Wer mit seinem Hund im Bereich des Schutzhundesports oder der Diensthundeausbildung aktiv ist, begegnet ihm früher oder später: dem Figuranten. In dieser speziellen Rolle übernimmt eine Person – geschützt durch spezielle Kleidung – die Position eines „Scheinangreifers“, auf den der Hund im Training angesetzt wird. Ziel ist es, das Tier kontrolliert auf eine bedrohliche Situation reagieren zu lassen, um etwa Fluchtverhalten zu verhindern oder Selbstsicherheit im Ernstfall zu fördern. Doch was passiert, wenn der Hund in einer solchen Übung den Figurant verletzt – etwa durch einen Biss, einen Sturz oder einen unglücklich verlaufenden Zugriff? Wer haftet? Und was übernimmt die Versicherung?
Was genau macht ein Figurant?
Ein Figurant – auch als „Scheinverbrecher“ bezeichnet – simuliert eine bedrohliche Situation. Er bewegt sich auffällig, versteckt sich oder greift den Hundeführer „scheinbar“ an, um eine Trainingssituation zu schaffen. Der Hund soll den Figuranten stellen, anbellen oder in bestimmten Situationen zupacken. Dabei trägt der Figurant Schutzkleidung, insbesondere einen sogenannten Schutzarm oder einen Vollschutzanzug, um Verletzungen zu verhindern.

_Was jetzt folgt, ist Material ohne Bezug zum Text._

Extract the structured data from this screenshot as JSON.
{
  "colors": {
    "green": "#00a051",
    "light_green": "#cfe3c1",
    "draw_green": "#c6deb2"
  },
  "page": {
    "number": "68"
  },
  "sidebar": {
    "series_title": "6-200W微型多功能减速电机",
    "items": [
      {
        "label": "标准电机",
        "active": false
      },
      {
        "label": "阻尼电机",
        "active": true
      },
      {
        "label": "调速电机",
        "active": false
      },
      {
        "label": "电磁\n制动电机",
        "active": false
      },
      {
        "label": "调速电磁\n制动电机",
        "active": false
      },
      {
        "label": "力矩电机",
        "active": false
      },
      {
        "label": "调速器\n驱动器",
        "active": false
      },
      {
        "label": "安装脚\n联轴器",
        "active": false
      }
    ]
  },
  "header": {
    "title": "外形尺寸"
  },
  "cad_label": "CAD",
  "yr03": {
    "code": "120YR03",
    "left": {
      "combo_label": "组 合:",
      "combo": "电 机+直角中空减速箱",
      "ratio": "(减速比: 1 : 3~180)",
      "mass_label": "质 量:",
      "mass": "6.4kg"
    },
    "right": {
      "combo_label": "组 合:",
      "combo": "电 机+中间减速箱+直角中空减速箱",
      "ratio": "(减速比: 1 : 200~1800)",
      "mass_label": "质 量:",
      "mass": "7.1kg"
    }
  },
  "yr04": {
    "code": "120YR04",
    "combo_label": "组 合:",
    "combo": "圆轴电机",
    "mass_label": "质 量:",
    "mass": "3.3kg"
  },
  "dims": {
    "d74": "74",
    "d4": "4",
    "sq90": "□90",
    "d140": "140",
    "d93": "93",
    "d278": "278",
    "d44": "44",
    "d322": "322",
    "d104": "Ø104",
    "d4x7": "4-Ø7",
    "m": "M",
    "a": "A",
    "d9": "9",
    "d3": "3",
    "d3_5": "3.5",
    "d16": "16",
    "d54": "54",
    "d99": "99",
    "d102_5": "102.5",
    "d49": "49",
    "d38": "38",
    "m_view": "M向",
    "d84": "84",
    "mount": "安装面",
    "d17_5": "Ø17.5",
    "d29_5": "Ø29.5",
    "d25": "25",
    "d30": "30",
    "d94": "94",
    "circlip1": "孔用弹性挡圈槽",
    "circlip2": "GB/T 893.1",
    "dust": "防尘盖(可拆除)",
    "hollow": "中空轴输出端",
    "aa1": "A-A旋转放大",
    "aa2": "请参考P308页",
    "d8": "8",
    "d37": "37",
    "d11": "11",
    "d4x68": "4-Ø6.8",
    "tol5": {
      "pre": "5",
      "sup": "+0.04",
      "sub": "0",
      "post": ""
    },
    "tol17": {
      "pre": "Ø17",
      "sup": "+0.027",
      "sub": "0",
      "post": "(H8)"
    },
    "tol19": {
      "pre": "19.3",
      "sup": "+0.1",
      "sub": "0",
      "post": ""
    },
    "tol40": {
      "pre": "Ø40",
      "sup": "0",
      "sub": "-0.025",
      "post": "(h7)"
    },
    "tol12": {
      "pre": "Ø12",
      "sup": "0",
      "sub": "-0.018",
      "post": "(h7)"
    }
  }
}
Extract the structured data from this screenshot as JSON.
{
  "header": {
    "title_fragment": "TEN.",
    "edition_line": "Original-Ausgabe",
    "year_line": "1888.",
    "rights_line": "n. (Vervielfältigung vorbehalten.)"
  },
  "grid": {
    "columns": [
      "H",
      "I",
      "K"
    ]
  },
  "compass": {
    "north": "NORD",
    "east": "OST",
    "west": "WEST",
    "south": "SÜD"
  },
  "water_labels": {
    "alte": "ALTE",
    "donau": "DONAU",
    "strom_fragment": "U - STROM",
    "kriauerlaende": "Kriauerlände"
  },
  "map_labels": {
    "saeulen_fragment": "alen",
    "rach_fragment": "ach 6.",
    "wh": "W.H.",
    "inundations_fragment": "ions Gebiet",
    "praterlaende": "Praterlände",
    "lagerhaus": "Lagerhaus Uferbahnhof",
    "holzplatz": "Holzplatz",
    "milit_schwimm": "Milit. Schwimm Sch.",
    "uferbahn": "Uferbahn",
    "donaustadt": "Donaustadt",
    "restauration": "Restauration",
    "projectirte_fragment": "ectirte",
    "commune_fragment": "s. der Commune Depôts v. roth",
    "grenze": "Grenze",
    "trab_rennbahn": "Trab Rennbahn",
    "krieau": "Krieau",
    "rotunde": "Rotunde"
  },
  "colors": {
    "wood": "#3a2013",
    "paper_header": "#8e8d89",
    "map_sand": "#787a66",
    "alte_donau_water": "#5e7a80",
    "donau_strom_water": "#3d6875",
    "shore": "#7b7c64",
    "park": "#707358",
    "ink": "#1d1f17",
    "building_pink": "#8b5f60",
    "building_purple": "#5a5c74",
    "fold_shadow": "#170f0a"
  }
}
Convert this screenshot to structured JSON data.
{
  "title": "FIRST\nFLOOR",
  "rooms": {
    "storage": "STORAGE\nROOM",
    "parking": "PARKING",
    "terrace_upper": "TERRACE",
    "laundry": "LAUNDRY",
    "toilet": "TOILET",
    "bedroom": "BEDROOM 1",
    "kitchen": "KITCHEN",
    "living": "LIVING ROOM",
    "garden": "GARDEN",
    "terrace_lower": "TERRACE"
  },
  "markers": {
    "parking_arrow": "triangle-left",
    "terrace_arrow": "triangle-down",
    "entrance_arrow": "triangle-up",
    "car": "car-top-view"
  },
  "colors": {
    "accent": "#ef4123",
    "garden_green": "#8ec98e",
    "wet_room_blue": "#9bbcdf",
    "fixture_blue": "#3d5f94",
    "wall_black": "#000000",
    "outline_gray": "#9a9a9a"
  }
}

Auch wenn es sich um eine einvernehmliche Trainingssituation handelt, sind Verletzungen nicht ausgeschlossen. Genau hier wird es aus Sicht der Tierhalterhaftpflichtversicherung spannend.
Juristische Lage: Figuranten haben Anspruch auf Schadensersatz
Die gesetzliche Grundlage für die Haftung des Hundehalters ist § 833 BGB. Dieser Paragraph regelt die Gefährdungshaftung des Tierhalters. Dort heißt es sinngemäß:
„Wird durch ein Tier ein Mensch verletzt oder eine Sache beschädigt, so ist derjenige, welcher das Tier hält, verpflichtet, dem Verletzten den daraus entstehenden Schaden zu ersetzen.“
Diese Haftung greift verschuldensunabhängig – das heißt: Es ist nicht relevant, ob du als Halter schuldhaft gehandelt hast oder nicht. Der Figurant kann, auch wenn er sich freiwillig in die Gefahrensituation begeben hat, grundsätzlich Ansprüche gegen dich geltend machen.
Versicherungsdeckung: eine Grauzone mit Lücken
Auch wenn die Rechtslage klar ist, sieht es auf der Ebene der Versicherungspraxis oft ganz anders aus.
Die Kernprobleme:
- Bewusstes Risiko: Der Einsatz eines Figuranten gilt aus Sicht vieler Versicherer als bewusste Herbeiführung eines Risikos. Das kann als Vorsatz gewertet werden – und vorsätzlich verursachte Schäden sind nicht versichert.
- Ausschlussklauseln: Einige Versicherer schließen Schäden an Figuranten ausdrücklich in ihren Bedingungen aus – entweder generell oder im Rahmen von Hundesportarten wie Schutzhundetraining.
- Fehlende Definition: Oft fehlt in den Versicherungsbedingungen eine klare Regelung, ob Schäden an mitwirkenden Dritten wie Figuranten abgedeckt sind. Ohne konkreten Einschluss besteht im Zweifel keine Deckung.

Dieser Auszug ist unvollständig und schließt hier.